Although I think antlr should be able to create a clean AST tree from
this language (otherwise it suffers from an "omega inconsistency", a 
descrepency between the antlr language itself and the real world), I
probably won't use them.    The results of the parse can simply be
stored in structs, arrays, and combinations thereof.

> Another possibility would be to try to define a "LONG_STRING" symbol in the
> VHDL lexer, which allows string constants with & and comments to be passed
> to the lexer as a simple string; thus, you could get rid of stage 2. above;
> and maybe it is then possible to call the nested parsers of step 3.
> immediately while parsing, so that you end up with a 1-pass machine

Well, I was looking for suggestions on how to do something along these 
lines.   Given the documentation limitations, I can't even tell if antlr 
can do this, let alone how.

> (but I  would definitely keep the multiple grammars apart).

I really do not want to keep the grammars separate.

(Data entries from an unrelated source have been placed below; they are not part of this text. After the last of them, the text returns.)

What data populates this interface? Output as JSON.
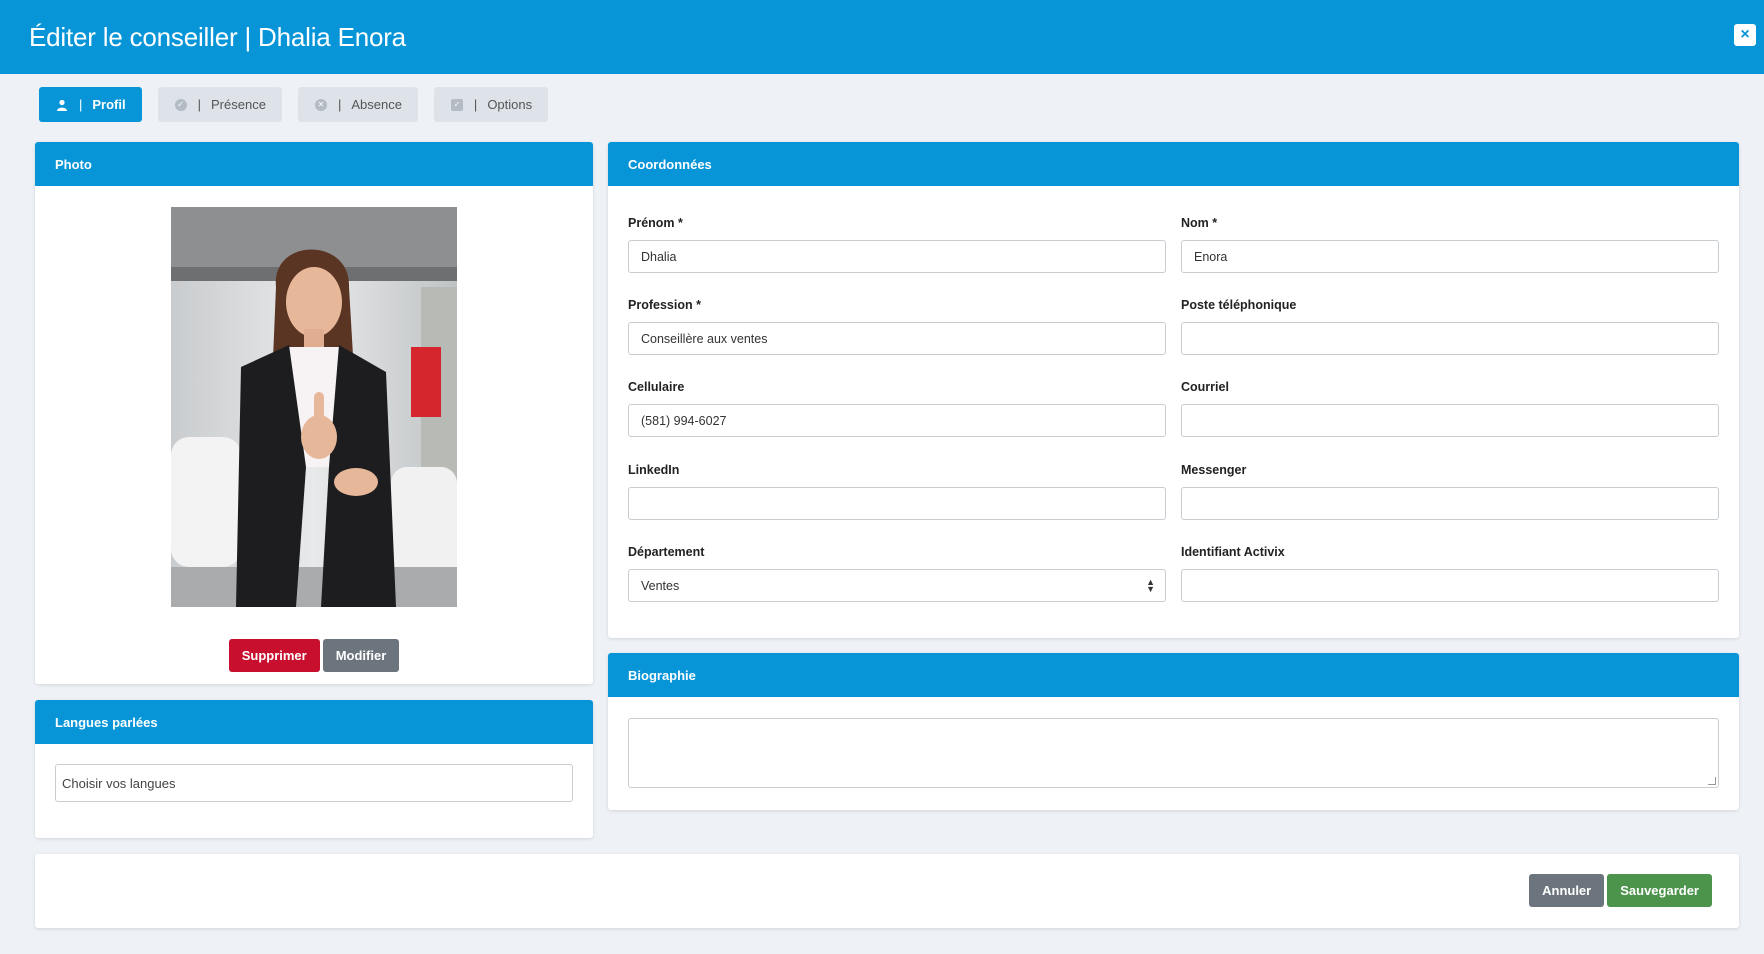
{
  "header": {
    "title": "Éditer le conseiller | Dhalia Enora",
    "close_label": "×"
  },
  "tabs": [
    {
      "label": "Profil",
      "icon": "user-icon",
      "active": true
    },
    {
      "label": "Présence",
      "icon": "check-circle-icon",
      "active": false
    },
    {
      "label": "Absence",
      "icon": "x-circle-icon",
      "active": false
    },
    {
      "label": "Options",
      "icon": "checkbox-icon",
      "active": false
    }
  ],
  "tab_separator": "|",
  "photo": {
    "header": "Photo",
    "delete_label": "Supprimer",
    "edit_label": "Modifier"
  },
  "langues": {
    "header": "Langues parlées",
    "placeholder": "Choisir vos langues"
  },
  "coordonnees": {
    "header": "Coordonnées",
    "fields": {
      "prenom": {
        "label": "Prénom *",
        "value": "Dhalia"
      },
      "nom": {
        "label": "Nom *",
        "value": "Enora"
      },
      "profession": {
        "label": "Profession *",
        "value": "Conseillère aux ventes"
      },
      "poste": {
        "label": "Poste téléphonique",
        "value": ""
      },
      "cellulaire": {
        "label": "Cellulaire",
        "value": "(581) 994-6027"
      },
      "courriel": {
        "label": "Courriel",
        "value": ""
      },
      "linkedin": {
        "label": "LinkedIn",
        "value": ""
      },
      "messenger": {
        "label": "Messenger",
        "value": ""
      },
      "departement": {
        "label": "Département",
        "value": "Ventes"
      },
      "activix": {
        "label": "Identifiant Activix",
        "value": ""
      }
    }
  },
  "biographie": {
    "header": "Biographie",
    "value": ""
  },
  "footer": {
    "cancel_label": "Annuler",
    "save_label": "Sauvegarder"
  },
  "colors": {
    "primary": "#0795d8",
    "danger": "#c8102e",
    "secondary": "#6c757d",
    "success": "#4c934c"
  }
}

This is a BSDL parser, not a BSDL retrofit to VHDL.  BSDL was designed so 
you could do either.  I want to logically keep the grammar in something 
resembling the form it really should have been in the first place.  The 
whole "VHDL" subset thing is more of a bug than a feature, the result of 
design by committee.

> This possibility will not allow constructs with parentheses like
>
> constant DW_PACKAGE:PIN_MAP_STRING:="CLK:1, Q:(2,3,4,5,7,8,9,10), " &
>           ( "D:(23,22,21,20,19,17,16,15),"  &
>             ( "GND:6, VCC:18, OC_NEG:24, TDO:11, TMS:12, TCK:13, TDI:14" )
>           );
>
> which might be allowed in the syntax of VHDL. Also, with constant folding
> you could maybe tackle beasts like
>
>   constant B0 = "00000000";
>   constant B1 = "00000001";
>   constant B2 = "00000010";
>   constant B3 = "00000011";
>   ...
>   constant T0 = "10000000";
>   constant T1 = "10000001";
>   ...
>
>   attribute INSTRUCTION_OPCODE of ttl74bct8374 : entity is
>        "BYPASS (11111111, 10001000, 00000101, 10000100, 00000001),"   &
>        "EXTEST (" & B0 & ", " & T0 & "," &
>        "SAMPLE (" & B2 & ", " & T2 & "," &
>   ...
>
> or something like that where one starts to use constants in the "nested
> program."

Understand what you are getting at, however, this is prohibitted
in the language itself, fortunately.   Concatentation of litteral
strings is the only form of expression allowed.   Aside from
the string anarchy and complexity in the model itself, BSDL
is very rigid in a lot of ways about how things are expressed.
The order of statements, for example, is fixed.  If they had
simply been a little more rigid about a few things like where strings were 
broken, you wouldn't need a parser at all - a simple perl script
would do the job.

The design of BSDL could have been MUCH better if they had not made
the VHDL mistake and had included some other information.
But at least they tried to keep it simple.   BSDL is a descriptive
language, not a programming or synthesis one.   Exception being
IEEE STD 1532 programming macros which should have used a small
subset of VHDL coding features (or better yet, a tiny subset of C) but 
didn't.   Instead, you have something like three layers of programming
macros with no control flow.

VHDL would have made sense if vendors were providing behavioral
models of ICs, but they don't.   And even if that were the case,
this would not have been the way to do it.    Real extensions to
VHDL would have made sense; they would have been useful for more
than BSDL.   VHDL and Verilog is a flawed model that only represents a 
subset of the important information.  This is the kind of stuff you tend
to get from the expensive beaurocratic design by committee standards
organizations.

However, I think that parsing inside of strings has a lot of
applications besides BSDL and needs to be supported and documented.
Needing, for example, 20 different grammars because you have 20 different
string types, though, would leave a lot to be desired.